- Colored Candy Melts (I used yellow, blue, pink, and white to create all my colors)
- Egg shaped candy mold (I got mine at the craft store)
- Microwave safe bowl
- 9 ounces pink candy melts
- 1/2 cup heavy cream
- 5 TBSP Rosé wine
Begin by melting your first two colors of candy melts for the to create the marbled egg shell.
Add dollops of melted chocolate to the egg mold and use the spoon to swirl the two colors together to create a marbled look. Then use the spoon to spread the chocolate up the sides of the mold to make sure the entire egg is covered in a 1/4″ thick layer. Place in the fridge to harden.
While the chocolate is cooling, it’s time to make your ganache. Place the pink coating chocolate in a bowl and add the cream. Microwave until the cream just starts to bubble and then remove and stir until the mixture is nice and smooth.

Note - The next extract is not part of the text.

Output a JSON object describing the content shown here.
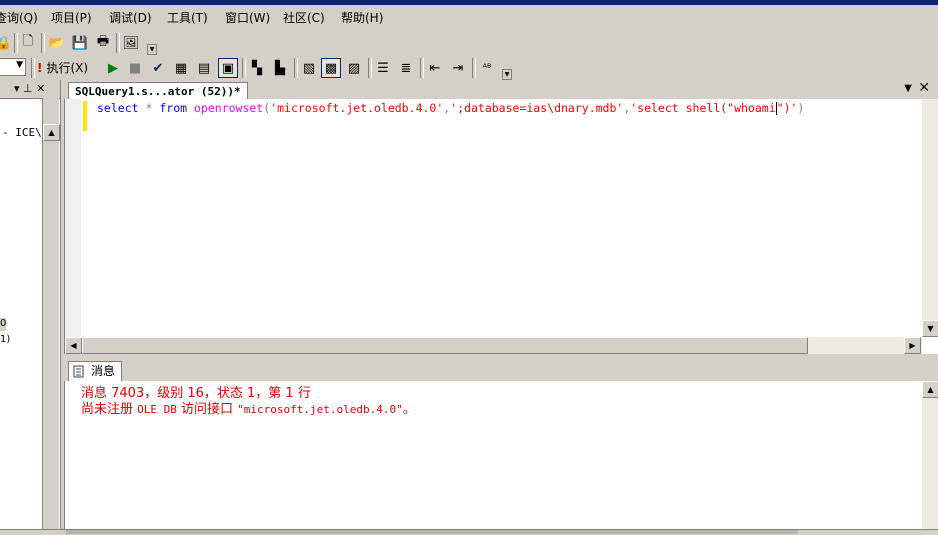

Add in your rosé and mix to combine.
Remove your chocolate shells from the fridge and fill about 3/4 of the way full with the rosé ganache. Place back in the fridge to let the ganache cool and get thick.
Once cooled, melt more coating chocolate and fill the rest of the mold bringing the egg level with the sides of the mold. You may need to use an offset spatula or even a popsicle stick to smooth out the chocolate and make it level. Place the eggs in the fridge one last time to set. Once the chocolate is firm, un-mold your eggs. If you only have a few molds like I did, just repeat the process until you have all the eggs you want. If you are making a big batch I recommend investing in several molds to make the process quicker.
I would recommend serving the eggs within a day, otherwise, put them in a food storage container and keep them refrigerated until you are ready to serve them.
Now that’s the perfect finish to Easter brunch if you ask me!